China recently conducted a transnational remote controlled plasma discharge experiment with its new generation "artificial sun" device, formally known as an Experimental Advanced Superconducting Tokamak (EAST), which has been built in Hefei, Anhui province. Through a dedicated data network, experts from General Atomics USA were easily able to start the nuclear fusion experimental installation from the other side of the globe with the click of a mouse.
Wu Songtao, deputy director of the Institute of Plasma Physics under the Chinese Academy of Sciences, said that the remote controlled plasma discharge has laid the foundation for broader joint research into nuclear fusion in the near future, and set an example for multinational experimentation with international thermonuclear fusion experimental reactors (ITER).
It was reported that the data and discharge images received by experts in the DIII-D experimental nuclear fusion laboratory at General Atomics USA are exactly the same as those obtained by the Chinese scientists in the control room.
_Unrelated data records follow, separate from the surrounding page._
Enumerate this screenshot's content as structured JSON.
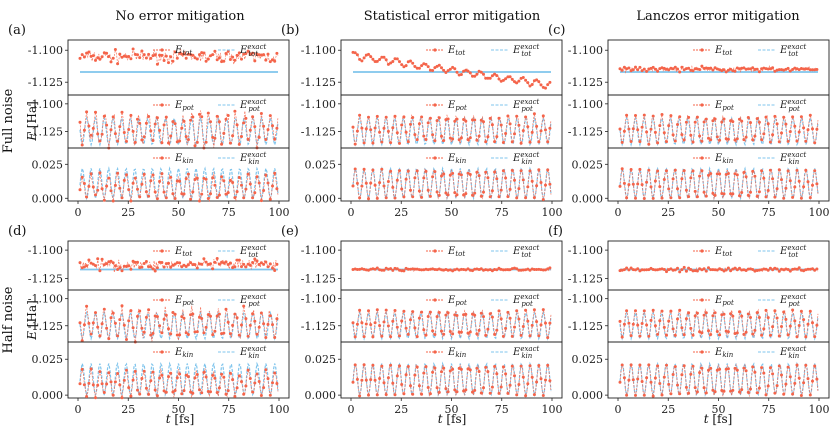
{
  "chart_data": {
    "type": "line",
    "column_titles": [
      "No error mitigation",
      "Statistical error mitigation",
      "Lanczos error mitigation"
    ],
    "row_labels": [
      "Full noise",
      "Half noise"
    ],
    "panel_letters": [
      "(a)",
      "(b)",
      "(c)",
      "(d)",
      "(e)",
      "(f)"
    ],
    "xlabel_var": "t",
    "xlabel_unit": "[fs]",
    "ylabel_var": "E",
    "ylabel_unit": "[Ha]",
    "xlim": [
      0,
      100
    ],
    "xticks": [
      0,
      25,
      50,
      75,
      100
    ],
    "xtick_labels": [
      "0",
      "25",
      "50",
      "75",
      "100"
    ],
    "colors": {
      "noisy": "#f4644a",
      "exact": "#7fc4ec"
    },
    "subplots": [
      {
        "key": "tot",
        "ylim": [
          -1.135,
          -1.092
        ],
        "yticks": [
          -1.1,
          -1.125
        ],
        "ytick_labels": [
          "-1.100",
          "-1.125"
        ],
        "legend": [
          {
            "base": "E",
            "sub": "tot",
            "sup": ""
          },
          {
            "base": "E",
            "sub": "tot",
            "sup": "exact"
          }
        ]
      },
      {
        "key": "pot",
        "ylim": [
          -1.14,
          -1.092
        ],
        "yticks": [
          -1.1,
          -1.125
        ],
        "ytick_labels": [
          "-1.100",
          "-1.125"
        ],
        "legend": [
          {
            "base": "E",
            "sub": "pot",
            "sup": ""
          },
          {
            "base": "E",
            "sub": "pot",
            "sup": "exact"
          }
        ]
      },
      {
        "key": "kin",
        "ylim": [
          -0.002,
          0.037
        ],
        "yticks": [
          0.0,
          0.025
        ],
        "ytick_labels": [
          "0.000",
          "0.025"
        ],
        "legend": [
          {
            "base": "E",
            "sub": "kin",
            "sup": ""
          },
          {
            "base": "E",
            "sub": "kin",
            "sup": "exact"
          }
        ]
      }
    ],
    "exact_model": {
      "E_tot": -1.117,
      "E_pot_center": -1.125,
      "E_pot_amplitude": 0.012,
      "E_kin_max": 0.022,
      "oscillation_period_fs": 4.35
    },
    "panels": [
      {
        "id": "a",
        "noise": "full",
        "mitigation": "none",
        "tot_offset": 0.012,
        "tot_noise": 0.006,
        "pot_noise": 0.008,
        "kin_noise": 0.004
      },
      {
        "id": "b",
        "noise": "full",
        "mitigation": "statistical",
        "tot_offset": 0.013,
        "tot_noise": 0.001,
        "pot_noise": 0.002,
        "kin_noise": 0.001
      },
      {
        "id": "c",
        "noise": "full",
        "mitigation": "lanczos",
        "tot_offset": 0.002,
        "tot_noise": 0.0025,
        "pot_noise": 0.002,
        "kin_noise": 0.001
      },
      {
        "id": "d",
        "noise": "half",
        "mitigation": "none",
        "tot_offset": 0.004,
        "tot_noise": 0.006,
        "pot_noise": 0.006,
        "kin_noise": 0.003
      },
      {
        "id": "e",
        "noise": "half",
        "mitigation": "statistical",
        "tot_offset": 0.0,
        "tot_noise": 0.0015,
        "pot_noise": 0.0015,
        "kin_noise": 0.001
      },
      {
        "id": "f",
        "noise": "half",
        "mitigation": "lanczos",
        "tot_offset": 0.0,
        "tot_noise": 0.002,
        "pot_noise": 0.002,
        "kin_noise": 0.001
      }
    ]
  }
}
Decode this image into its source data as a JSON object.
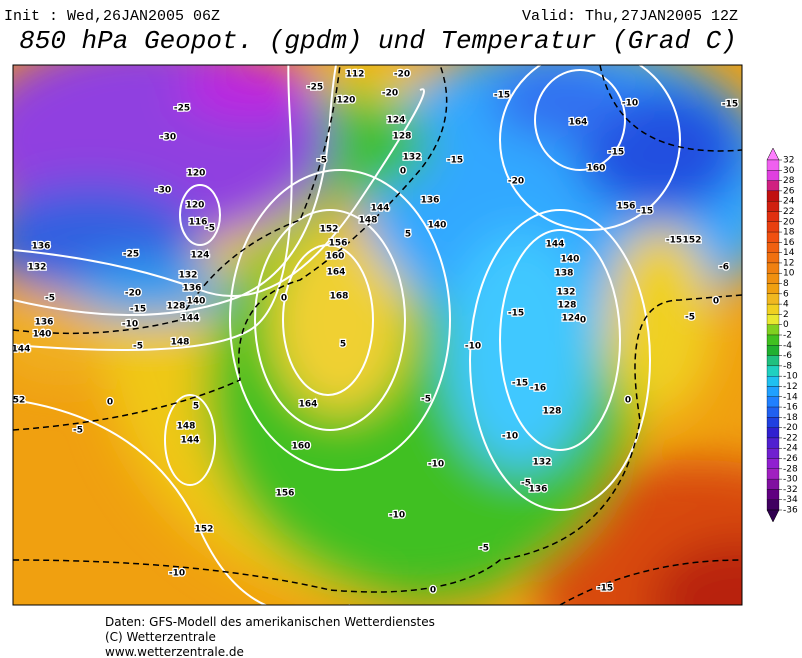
{
  "header": {
    "init": "Init : Wed,26JAN2005 06Z",
    "valid": "Valid: Thu,27JAN2005 12Z",
    "title": "850 hPa Geopot. (gpdm) und Temperatur (Grad C)"
  },
  "map": {
    "contour_labels": [
      "-25",
      "112",
      "-20",
      "-20",
      "120",
      "-25",
      "-30",
      "124",
      "128",
      "132",
      "-15",
      "-15",
      "-10",
      "164",
      "-15",
      "-15",
      "160",
      "-20",
      "156",
      "-15",
      "-15",
      "152",
      "-5",
      "0",
      "-30",
      "120",
      "120",
      "116",
      "-5",
      "136",
      "144",
      "148",
      "140",
      "152",
      "156",
      "160",
      "164",
      "5",
      "-25",
      "136",
      "124",
      "132",
      "136",
      "140",
      "-20",
      "-15",
      "-10",
      "144",
      "148",
      "-5",
      "132",
      "-5",
      "128",
      "168",
      "0",
      "5",
      "136",
      "140",
      "144",
      "52",
      "-5",
      "0",
      "5",
      "148",
      "144",
      "164",
      "160",
      "156",
      "152",
      "-10",
      "0",
      "-15",
      "-5",
      "-10",
      "-10",
      "-10",
      "-10",
      "-5",
      "-5",
      "132",
      "136",
      "128",
      "-15",
      "-16",
      "-15",
      "132",
      "128",
      "124",
      "0",
      "140",
      "138",
      "144",
      "-5",
      "0",
      "-6",
      "0"
    ]
  },
  "colorbar": {
    "levels": [
      32,
      30,
      28,
      26,
      24,
      22,
      20,
      18,
      16,
      14,
      12,
      10,
      8,
      6,
      4,
      2,
      0,
      -2,
      -4,
      -6,
      -8,
      -10,
      -12,
      -14,
      -16,
      -18,
      -20,
      -22,
      -24,
      -26,
      -28,
      -30,
      -32,
      -34,
      -36
    ],
    "colors": [
      "#ff80ff",
      "#f060f0",
      "#e040e0",
      "#d02080",
      "#c01010",
      "#d02010",
      "#e03010",
      "#e84010",
      "#f05010",
      "#f06010",
      "#f07010",
      "#f08010",
      "#f09010",
      "#f0a010",
      "#f0b820",
      "#f0d020",
      "#e8e830",
      "#80d020",
      "#40c020",
      "#20b030",
      "#20c080",
      "#20d0c0",
      "#20c0f0",
      "#20a0ff",
      "#2080ff",
      "#2060f0",
      "#2040e0",
      "#3020d0",
      "#5020d0",
      "#7020d0",
      "#9020d0",
      "#a020c0",
      "#8010a0",
      "#600080",
      "#400060",
      "#300050"
    ]
  },
  "footer": {
    "line1": "Daten: GFS-Modell des amerikanischen Wetterdienstes",
    "line2": "(C) Wetterzentrale",
    "line3": "www.wetterzentrale.de"
  }
}
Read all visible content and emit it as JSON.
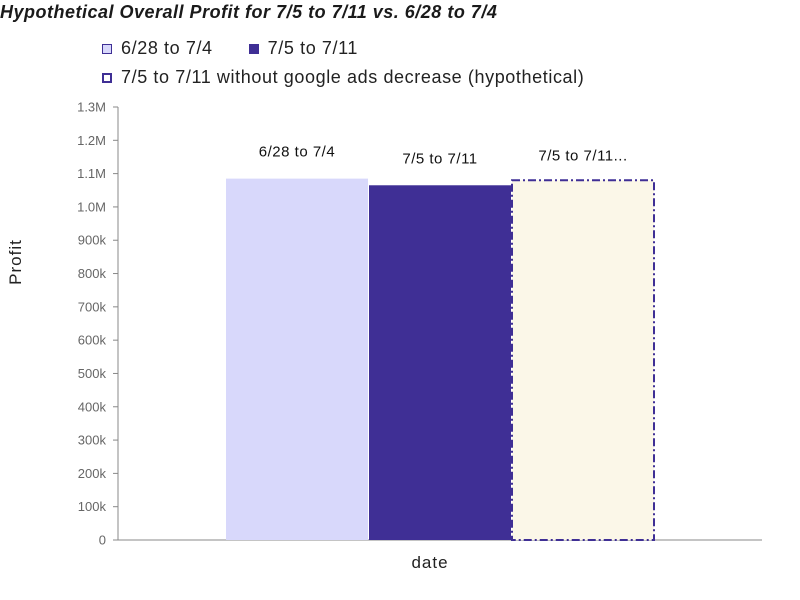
{
  "chart_data": {
    "type": "bar",
    "title": "Hypothetical Overall Profit for 7/5 to 7/11 vs. 6/28 to 7/4",
    "xlabel": "date",
    "ylabel": "Profit",
    "ylim": [
      0,
      1300000
    ],
    "yticks": [
      "0",
      "100k",
      "200k",
      "300k",
      "400k",
      "500k",
      "600k",
      "700k",
      "800k",
      "900k",
      "1.0M",
      "1.1M",
      "1.2M",
      "1.3M"
    ],
    "legend_position": "top-left",
    "series": [
      {
        "name": "6/28 to 7/4",
        "label": "6/28 to 7/4",
        "value": 1085000,
        "fill": "#d8d8fb",
        "stroke": "#d8d8fb",
        "dashed": false
      },
      {
        "name": "7/5 to 7/11",
        "label": "7/5 to 7/11",
        "value": 1065000,
        "fill": "#3f2f95",
        "stroke": "#3f2f95",
        "dashed": false
      },
      {
        "name": "7/5 to 7/11 without google ads decrease (hypothetical)",
        "label": "7/5 to 7/11...",
        "value": 1080000,
        "fill": "#fbf7e8",
        "stroke": "#3f2f95",
        "dashed": true
      }
    ],
    "grid": false
  }
}
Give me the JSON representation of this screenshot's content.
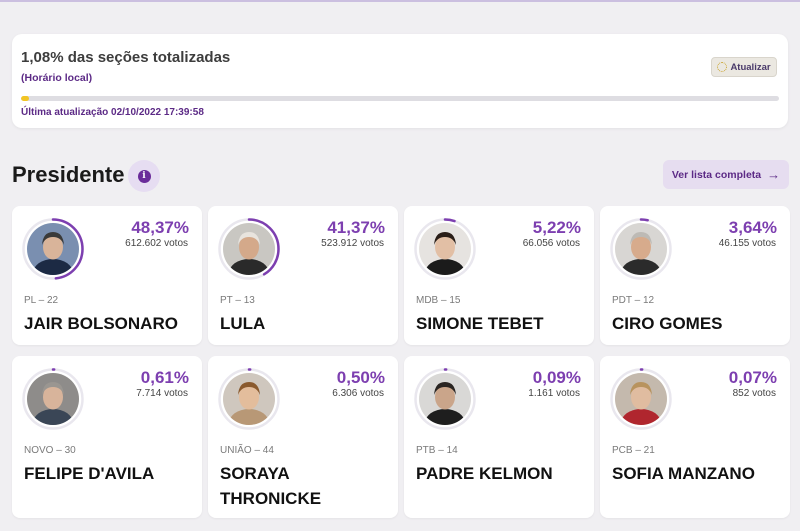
{
  "status": {
    "sections_text": "1,08% das seções totalizadas",
    "local_time_label": "(Horário local)",
    "refresh_label": "Atualizar",
    "progress": 0.0108,
    "last_update": "Última atualização 02/10/2022 17:39:58"
  },
  "section": {
    "title": "Presidente",
    "info_icon": "info-icon",
    "full_list_label": "Ver lista completa"
  },
  "colors": {
    "accent": "#7d3fb0",
    "progress": "#f2c524",
    "ring_track": "#e9e7ee"
  },
  "candidates": [
    {
      "pct": "48,37%",
      "votes": "612.602 votos",
      "party": "PL – 22",
      "name": "JAIR BOLSONARO",
      "share": 0.4837,
      "bg": "#7a8fb0",
      "skin": "#d9b49a",
      "hair": "#3a3a3a",
      "suit": "#1c2a44"
    },
    {
      "pct": "41,37%",
      "votes": "523.912 votos",
      "party": "PT – 13",
      "name": "LULA",
      "share": 0.4137,
      "bg": "#c9c7c2",
      "skin": "#d4a98a",
      "hair": "#e8e4de",
      "suit": "#2a2a2a"
    },
    {
      "pct": "5,22%",
      "votes": "66.056 votos",
      "party": "MDB – 15",
      "name": "SIMONE TEBET",
      "share": 0.0522,
      "bg": "#e6e3e0",
      "skin": "#e2bfa5",
      "hair": "#2a1e18",
      "suit": "#1b1b1b"
    },
    {
      "pct": "3,64%",
      "votes": "46.155 votos",
      "party": "PDT – 12",
      "name": "CIRO GOMES",
      "share": 0.0364,
      "bg": "#d8d6d3",
      "skin": "#d7ab8c",
      "hair": "#bdbab5",
      "suit": "#2b2b2b"
    },
    {
      "pct": "0,61%",
      "votes": "7.714 votos",
      "party": "NOVO – 30",
      "name": "FELIPE D'AVILA",
      "share": 0.0061,
      "bg": "#8e8c8a",
      "skin": "#d8b49b",
      "hair": "#9a9691",
      "suit": "#3a4656"
    },
    {
      "pct": "0,50%",
      "votes": "6.306 votos",
      "party": "UNIÃO – 44",
      "name": "SORAYA THRONICKE",
      "share": 0.005,
      "bg": "#cfc7be",
      "skin": "#e3bd9c",
      "hair": "#8a5a2e",
      "suit": "#b89876"
    },
    {
      "pct": "0,09%",
      "votes": "1.161 votos",
      "party": "PTB – 14",
      "name": "PADRE KELMON",
      "share": 0.0009,
      "bg": "#d9d8d6",
      "skin": "#caa58a",
      "hair": "#2a2522",
      "suit": "#1e1e1e"
    },
    {
      "pct": "0,07%",
      "votes": "852 votos",
      "party": "PCB – 21",
      "name": "SOFIA MANZANO",
      "share": 0.0007,
      "bg": "#c4b9ad",
      "skin": "#e0bca0",
      "hair": "#b8935e",
      "suit": "#b0262e"
    }
  ]
}
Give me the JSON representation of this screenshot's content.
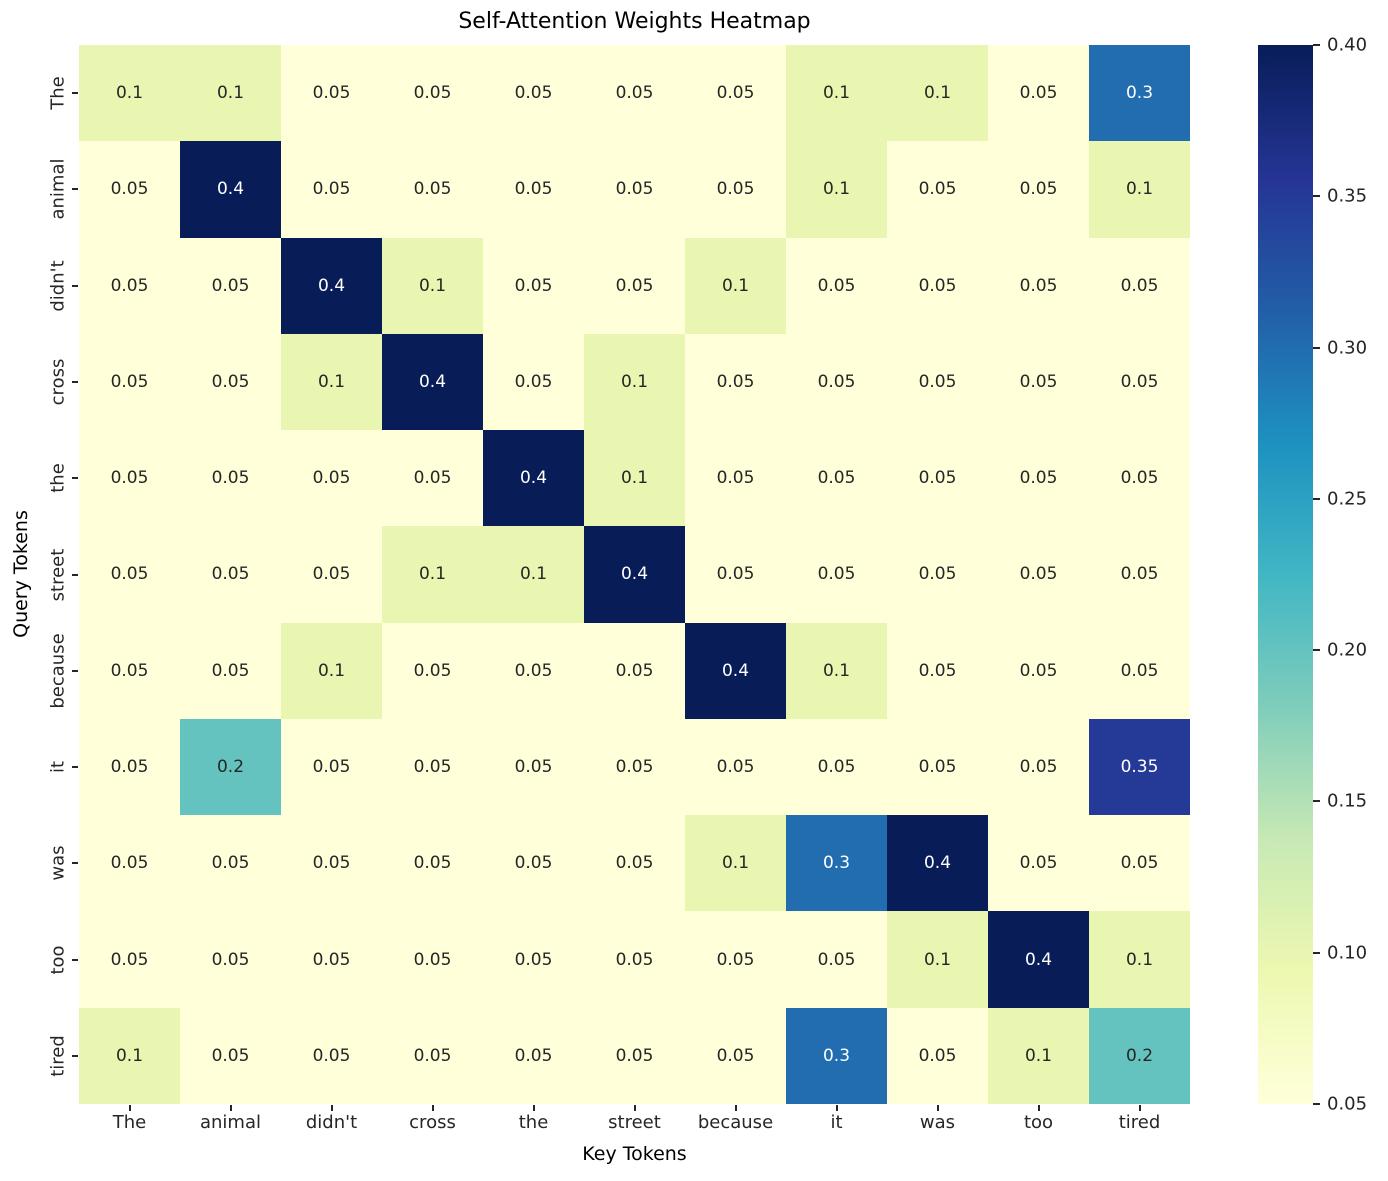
{
  "chart_data": {
    "type": "heatmap",
    "title": "Self-Attention Weights Heatmap",
    "xlabel": "Key Tokens",
    "ylabel": "Query Tokens",
    "x_categories": [
      "The",
      "animal",
      "didn't",
      "cross",
      "the",
      "street",
      "because",
      "it",
      "was",
      "too",
      "tired"
    ],
    "y_categories": [
      "The",
      "animal",
      "didn't",
      "cross",
      "the",
      "street",
      "because",
      "it",
      "was",
      "too",
      "tired"
    ],
    "values": [
      [
        0.1,
        0.1,
        0.05,
        0.05,
        0.05,
        0.05,
        0.05,
        0.1,
        0.1,
        0.05,
        0.3
      ],
      [
        0.05,
        0.4,
        0.05,
        0.05,
        0.05,
        0.05,
        0.05,
        0.1,
        0.05,
        0.05,
        0.1
      ],
      [
        0.05,
        0.05,
        0.4,
        0.1,
        0.05,
        0.05,
        0.1,
        0.05,
        0.05,
        0.05,
        0.05
      ],
      [
        0.05,
        0.05,
        0.1,
        0.4,
        0.05,
        0.1,
        0.05,
        0.05,
        0.05,
        0.05,
        0.05
      ],
      [
        0.05,
        0.05,
        0.05,
        0.05,
        0.4,
        0.1,
        0.05,
        0.05,
        0.05,
        0.05,
        0.05
      ],
      [
        0.05,
        0.05,
        0.05,
        0.1,
        0.1,
        0.4,
        0.05,
        0.05,
        0.05,
        0.05,
        0.05
      ],
      [
        0.05,
        0.05,
        0.1,
        0.05,
        0.05,
        0.05,
        0.4,
        0.1,
        0.05,
        0.05,
        0.05
      ],
      [
        0.05,
        0.2,
        0.05,
        0.05,
        0.05,
        0.05,
        0.05,
        0.05,
        0.05,
        0.05,
        0.35
      ],
      [
        0.05,
        0.05,
        0.05,
        0.05,
        0.05,
        0.05,
        0.1,
        0.3,
        0.4,
        0.05,
        0.05
      ],
      [
        0.05,
        0.05,
        0.05,
        0.05,
        0.05,
        0.05,
        0.05,
        0.05,
        0.1,
        0.4,
        0.1
      ],
      [
        0.1,
        0.05,
        0.05,
        0.05,
        0.05,
        0.05,
        0.05,
        0.3,
        0.05,
        0.1,
        0.2
      ]
    ],
    "vmin": 0.05,
    "vmax": 0.4,
    "colorbar_ticks": [
      0.05,
      0.1,
      0.15,
      0.2,
      0.25,
      0.3,
      0.35,
      0.4
    ],
    "colormap": "YlGnBu",
    "colormap_stops": [
      {
        "pos": 0.0,
        "color": "#ffffd9"
      },
      {
        "pos": 0.125,
        "color": "#edf8b1"
      },
      {
        "pos": 0.25,
        "color": "#c7e9b4"
      },
      {
        "pos": 0.375,
        "color": "#7fcdbb"
      },
      {
        "pos": 0.5,
        "color": "#41b6c4"
      },
      {
        "pos": 0.625,
        "color": "#1d91c0"
      },
      {
        "pos": 0.75,
        "color": "#225ea8"
      },
      {
        "pos": 0.875,
        "color": "#253494"
      },
      {
        "pos": 1.0,
        "color": "#081d58"
      }
    ],
    "annot_text_dark": "#262626",
    "annot_text_light": "#ffffff",
    "legend_position": "right",
    "grid": false
  }
}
In this first international operation, the plasma discharge lasted close to five seconds and generated an electrical current of 250 kiloamperes.
According to Wu, due to the time difference between the continents, EAST physical experiments can be carried out by remote operation around the clock. The Chinese can do experiments during the daytime and the Americans can work the night shift. A suitable time can also be arranged for the Europeans to get involved, said Wu. This way, scientists will be able to accelerate fusion research enabling people to channel the energy produced by nuclear fusion as early as possible.
Wu also noted that the next ITER, another experimental device developed by China, the EU, the United States, South Korea, Japan, Russia and India will be built in France. By adopting the same means of experimentation, scientists will not need to work on site.
On September 28, 2006, after eight years of construction at a cost of around 200 million yuan, the EAST was completed and put into operation. In the first round of experiments, scientists realized circular high temperature plasma discharge which lasted nearly for five seconds and generated an electrical current of 500 kiloamperes. The EAST is the world's first nuclear fusion experimental installation with a superconducting magnet and active cooling system. China thereupon marched into the ranks of advanced countries in the field of magnetic confinement fusion.